From the end of WWII to the end of the 20th century, the primary way grocery stores changed was simply by square feet. I remember growing up in the late 1960’s/early 1970’s and saw our local McArdle’s IGA go from perhaps 12,000sf to maybe 40,000sf in three successive buildings over the span of only a decade. That same scenario played out across the nation as Baby Boomers wanted fed and brand marketers grew to meet the demand. Grocers became supermarkets which led to supercenters and warehouse stores in the bigger-is-better race.
Bigger reached its limit since the Great Recession in part because shoppers seem less interested in one-stop shopping and more interested in finding the best deal. For one shopper, “best deal” might mean lowest price; for another, most convenient; for another, it might be freshest or coolest or most unique.
Trader Joe’s stores fill old, smaller grocery store buildings, 365 by Whole Foods are quasi-convenience stores and Aldi’s is winning the private label, limited selection battle. People are buying staples at Kroger, bread at a local bakery, coffee at Starbucks, produce from a farmers’ market and beer from Burial Beer. In some ways, we’re reverting to buy from specialists, not one-size-fits-all megastores with all the same stuff.

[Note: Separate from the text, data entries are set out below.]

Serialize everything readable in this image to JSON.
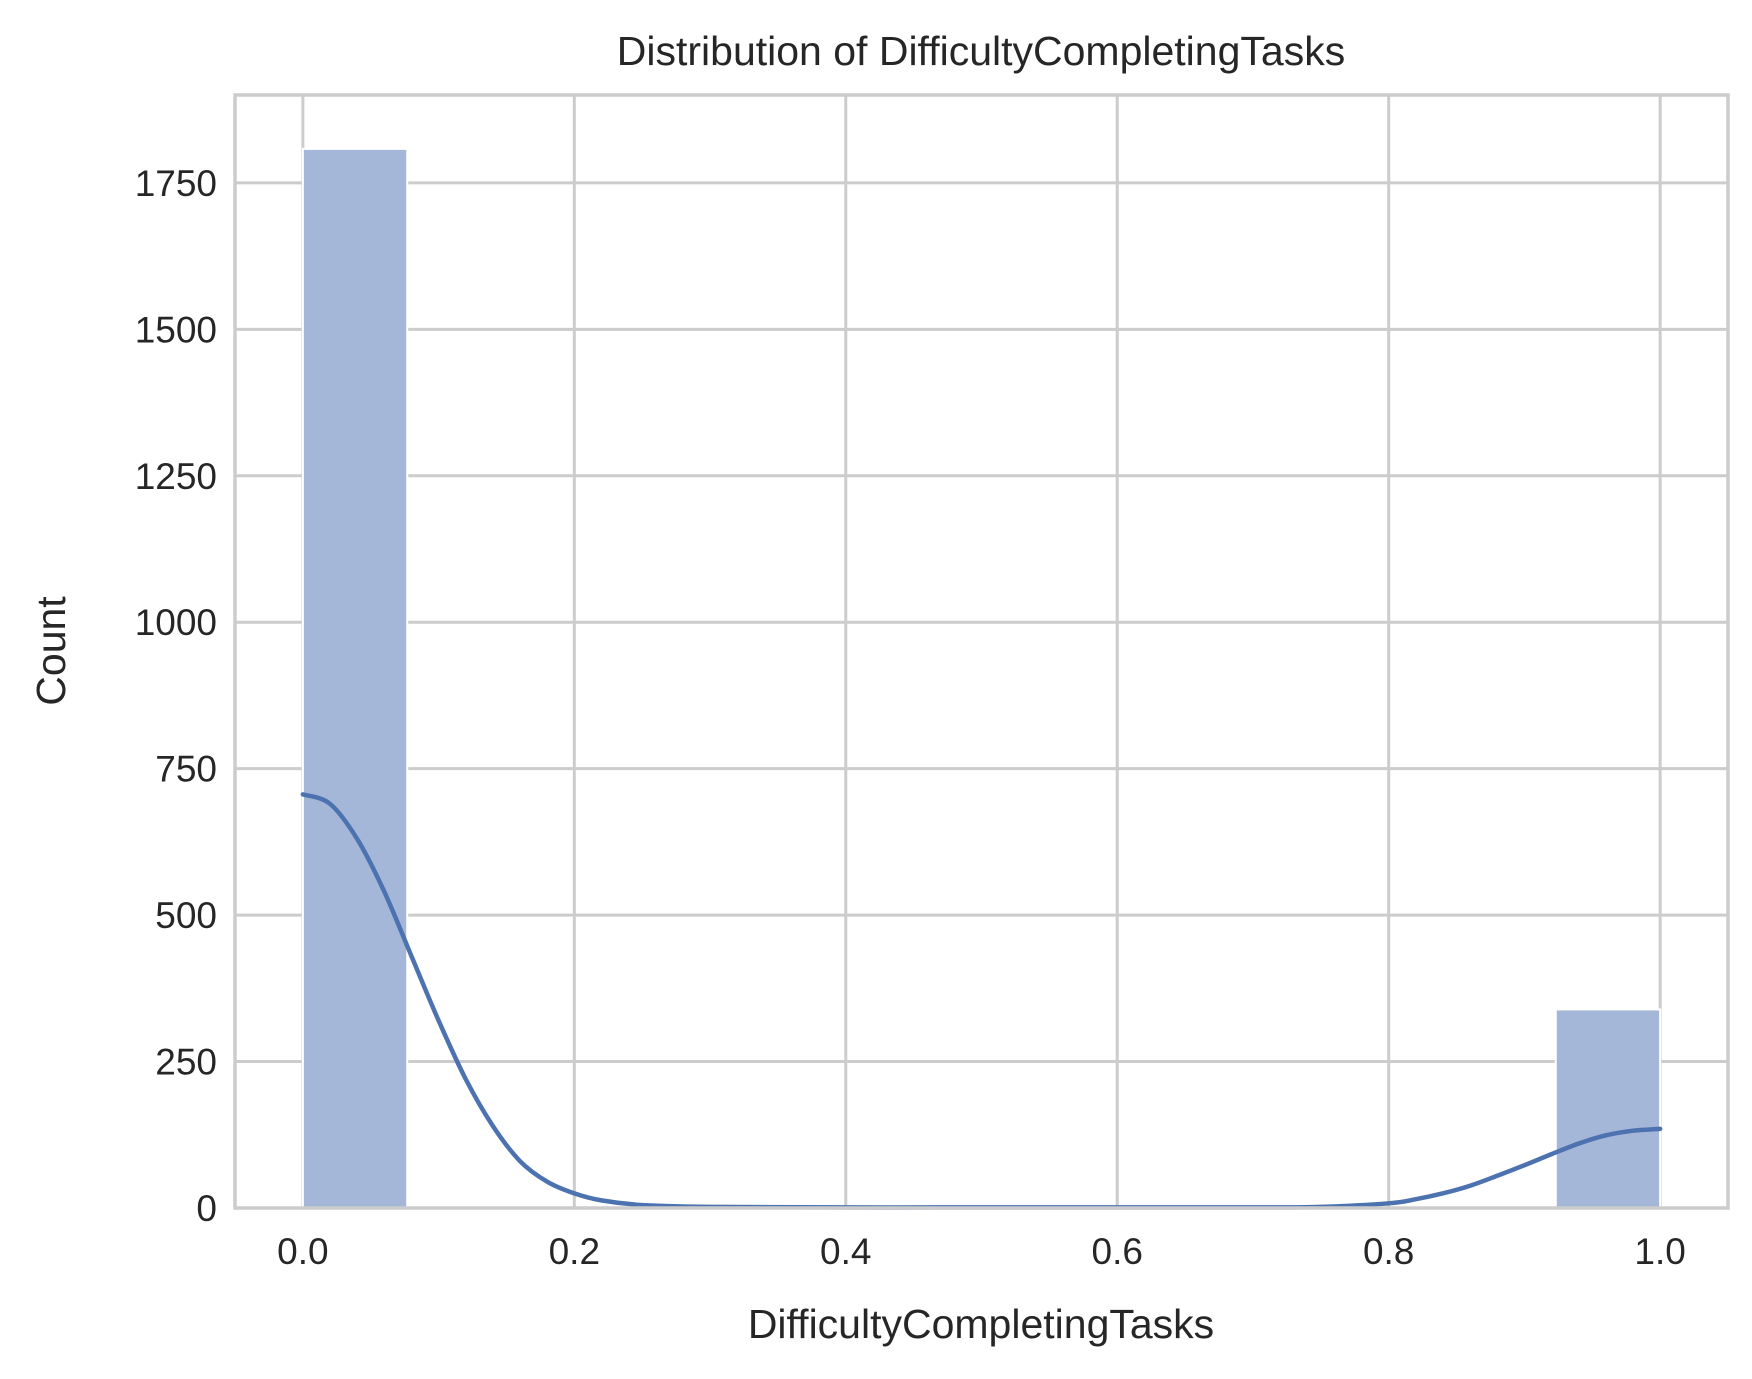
{
  "chart_data": {
    "type": "bar",
    "title": "Distribution of DifficultyCompletingTasks",
    "xlabel": "DifficultyCompletingTasks",
    "ylabel": "Count",
    "xlim": [
      -0.05,
      1.05
    ],
    "ylim": [
      0,
      1900
    ],
    "x_ticks": [
      "0.0",
      "0.2",
      "0.4",
      "0.6",
      "0.8",
      "1.0"
    ],
    "y_ticks": [
      "0",
      "250",
      "500",
      "750",
      "1000",
      "1250",
      "1500",
      "1750"
    ],
    "grid": true,
    "bins": [
      {
        "x_start": 0.0,
        "x_end": 0.0769,
        "count": 1808
      },
      {
        "x_start": 0.0769,
        "x_end": 0.1538,
        "count": 0
      },
      {
        "x_start": 0.1538,
        "x_end": 0.2308,
        "count": 0
      },
      {
        "x_start": 0.2308,
        "x_end": 0.3077,
        "count": 0
      },
      {
        "x_start": 0.3077,
        "x_end": 0.3846,
        "count": 0
      },
      {
        "x_start": 0.3846,
        "x_end": 0.4615,
        "count": 0
      },
      {
        "x_start": 0.4615,
        "x_end": 0.5385,
        "count": 0
      },
      {
        "x_start": 0.5385,
        "x_end": 0.6154,
        "count": 0
      },
      {
        "x_start": 0.6154,
        "x_end": 0.6923,
        "count": 0
      },
      {
        "x_start": 0.6923,
        "x_end": 0.7692,
        "count": 0
      },
      {
        "x_start": 0.7692,
        "x_end": 0.8462,
        "count": 0
      },
      {
        "x_start": 0.8462,
        "x_end": 0.9231,
        "count": 0
      },
      {
        "x_start": 0.9231,
        "x_end": 1.0,
        "count": 339
      }
    ],
    "kde": {
      "x": [
        0.0,
        0.02,
        0.04,
        0.06,
        0.08,
        0.1,
        0.12,
        0.14,
        0.16,
        0.18,
        0.2,
        0.22,
        0.25,
        0.3,
        0.4,
        0.5,
        0.6,
        0.7,
        0.75,
        0.8,
        0.82,
        0.84,
        0.86,
        0.88,
        0.9,
        0.92,
        0.94,
        0.96,
        0.98,
        1.0
      ],
      "y": [
        706,
        690,
        630,
        540,
        430,
        320,
        220,
        140,
        80,
        45,
        25,
        13,
        5,
        2,
        1,
        1,
        1,
        1,
        2,
        8,
        15,
        25,
        38,
        55,
        73,
        92,
        110,
        124,
        132,
        135
      ]
    },
    "colors": {
      "bar": "#a5b7d8",
      "kde": "#4c72b0",
      "grid": "#cccccc",
      "text": "#262626"
    }
  }
}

Online shopping fits neatly into this pattern too as boutique e-tailers cater to narrow, specific tastes. Want greater convenience for items you predictably buy all the time? Amazon Subscribe and Save will make sure those diapers or paper towels show up just when you expect to need more.
Retail has never been more diverse, dynamic and challenging. Merchandising in those spaces takes nimbleness and specialized skills. The risks and rewards are high for marketers and retailers alike.